For the noise reduction a Dual-Signal Transformation Long short-term Memory (LSTM) Network was utilised. The DTLN is a combination of short-time Fourier transformation (STFT) and LSTM layers, structured in a way that allows for the effective separation of noise from the desired audio signal. To facilitate real-time application, the DTLN was converted to TensorFlow Lite format, enabling efficient execution on the Raspberry Pi 4B. The model has a size of 373,676 parameters and demonstrates rapid readiness with a loading time of 0.41 seconds. Such efficiency underscores the model's suitability for on-device acoustic signal processing. Figure 9 depicts the waveform of an audio recording in which a person's request for help is combined with the noise of propellers. The figure illustrates the audio signal before and after processing with the DTLN model, showcasing the noise reduction capabilities of the model. The SNR for this particular setup was -10.05.

Figure 9. Waveform of the a) noisy sample and b) clean sample after the application of the DTLN algorithm.

Furthermore, WP6 has completed its testing phase and was successfully integrated into the TeamAware Platform. The final results, after conversion into JSON format, are sent in real-time, every second, to the platform, and the output is visualized on the map.

During the workshop held in Bursa in September 2023, and subsequent validation tests at the CERTH facilities, the ADS underwent extensive testing in a variety of scenarios. These tests encompassed both indoor and outdoor environments, and the system was evaluated at multiple distances. The ADS's performance across these diverse conditions showcased its remarkable effectiveness as a tool tailored for first responders. The ADS effectively fulfills the end-user requirements, highlighting its potential as a valuable tool in emergency situations.

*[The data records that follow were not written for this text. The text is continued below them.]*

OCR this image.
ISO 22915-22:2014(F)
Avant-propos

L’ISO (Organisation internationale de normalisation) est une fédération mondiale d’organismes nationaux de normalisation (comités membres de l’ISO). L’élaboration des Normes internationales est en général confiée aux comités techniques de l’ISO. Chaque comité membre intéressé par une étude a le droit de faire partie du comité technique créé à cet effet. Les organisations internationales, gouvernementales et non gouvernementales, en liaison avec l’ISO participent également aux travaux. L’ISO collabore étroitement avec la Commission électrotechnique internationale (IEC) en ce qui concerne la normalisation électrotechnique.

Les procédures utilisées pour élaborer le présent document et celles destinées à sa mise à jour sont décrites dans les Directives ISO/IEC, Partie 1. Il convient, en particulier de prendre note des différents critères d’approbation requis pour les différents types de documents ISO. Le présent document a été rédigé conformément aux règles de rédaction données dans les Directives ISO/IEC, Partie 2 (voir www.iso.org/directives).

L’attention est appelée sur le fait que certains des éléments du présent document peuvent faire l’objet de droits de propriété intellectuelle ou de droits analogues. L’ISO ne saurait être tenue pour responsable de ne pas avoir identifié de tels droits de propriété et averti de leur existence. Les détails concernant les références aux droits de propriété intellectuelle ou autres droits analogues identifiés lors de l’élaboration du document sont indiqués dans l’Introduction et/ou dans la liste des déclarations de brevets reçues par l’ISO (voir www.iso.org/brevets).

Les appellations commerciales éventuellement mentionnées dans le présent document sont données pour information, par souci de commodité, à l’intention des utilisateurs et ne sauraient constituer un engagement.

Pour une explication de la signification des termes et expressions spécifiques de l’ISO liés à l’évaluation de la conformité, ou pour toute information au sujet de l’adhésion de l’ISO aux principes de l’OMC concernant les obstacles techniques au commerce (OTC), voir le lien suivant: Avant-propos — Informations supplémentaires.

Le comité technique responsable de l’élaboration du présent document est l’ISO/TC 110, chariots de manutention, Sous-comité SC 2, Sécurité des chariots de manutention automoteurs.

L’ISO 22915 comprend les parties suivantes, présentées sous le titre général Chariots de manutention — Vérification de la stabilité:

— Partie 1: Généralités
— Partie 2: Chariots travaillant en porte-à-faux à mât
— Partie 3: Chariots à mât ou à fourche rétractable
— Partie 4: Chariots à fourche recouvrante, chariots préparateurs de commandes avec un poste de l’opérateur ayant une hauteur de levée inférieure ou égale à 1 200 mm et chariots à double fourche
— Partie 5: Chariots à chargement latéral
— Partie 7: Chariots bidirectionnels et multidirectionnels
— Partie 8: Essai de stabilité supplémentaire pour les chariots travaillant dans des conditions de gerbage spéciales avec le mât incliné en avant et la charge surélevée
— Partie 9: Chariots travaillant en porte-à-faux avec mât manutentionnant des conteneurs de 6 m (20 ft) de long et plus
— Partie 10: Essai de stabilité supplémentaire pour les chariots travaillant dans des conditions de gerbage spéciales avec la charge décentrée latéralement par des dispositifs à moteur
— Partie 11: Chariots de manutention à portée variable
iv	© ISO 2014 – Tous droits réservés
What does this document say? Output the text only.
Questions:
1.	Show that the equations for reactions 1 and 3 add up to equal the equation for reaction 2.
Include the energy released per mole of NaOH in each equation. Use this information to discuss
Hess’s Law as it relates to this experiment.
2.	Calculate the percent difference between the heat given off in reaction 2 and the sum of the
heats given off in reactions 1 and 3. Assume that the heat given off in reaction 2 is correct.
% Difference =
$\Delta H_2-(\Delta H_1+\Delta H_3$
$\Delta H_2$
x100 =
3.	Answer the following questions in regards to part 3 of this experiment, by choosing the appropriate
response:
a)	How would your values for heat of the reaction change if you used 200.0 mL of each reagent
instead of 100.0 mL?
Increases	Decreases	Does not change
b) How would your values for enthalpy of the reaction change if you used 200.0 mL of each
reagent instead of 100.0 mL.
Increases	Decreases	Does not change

Figure 10. Screenshot of the validation tests conducted at the Bursa workshop.
Figure 11. Screenshot of the validation tests conducted at CERTH premises.

Contact

Monica Florea
Administrative Coordinator

European Projects Department
SIMAVI
Soseaua Bucuresti-Ploiesti 73-81 COM
Bucuresti/ROMANIA

Email:

Çağlar Akman
Technical Coordinator

Command and Control Systems
HAVELSAN
Eskişehir Yolu 7 km
Ankara/TURKEY

Email:

This project has received funding from the European Union’s Horizon 2020 research and innovation programme under grant agreement No 101019808.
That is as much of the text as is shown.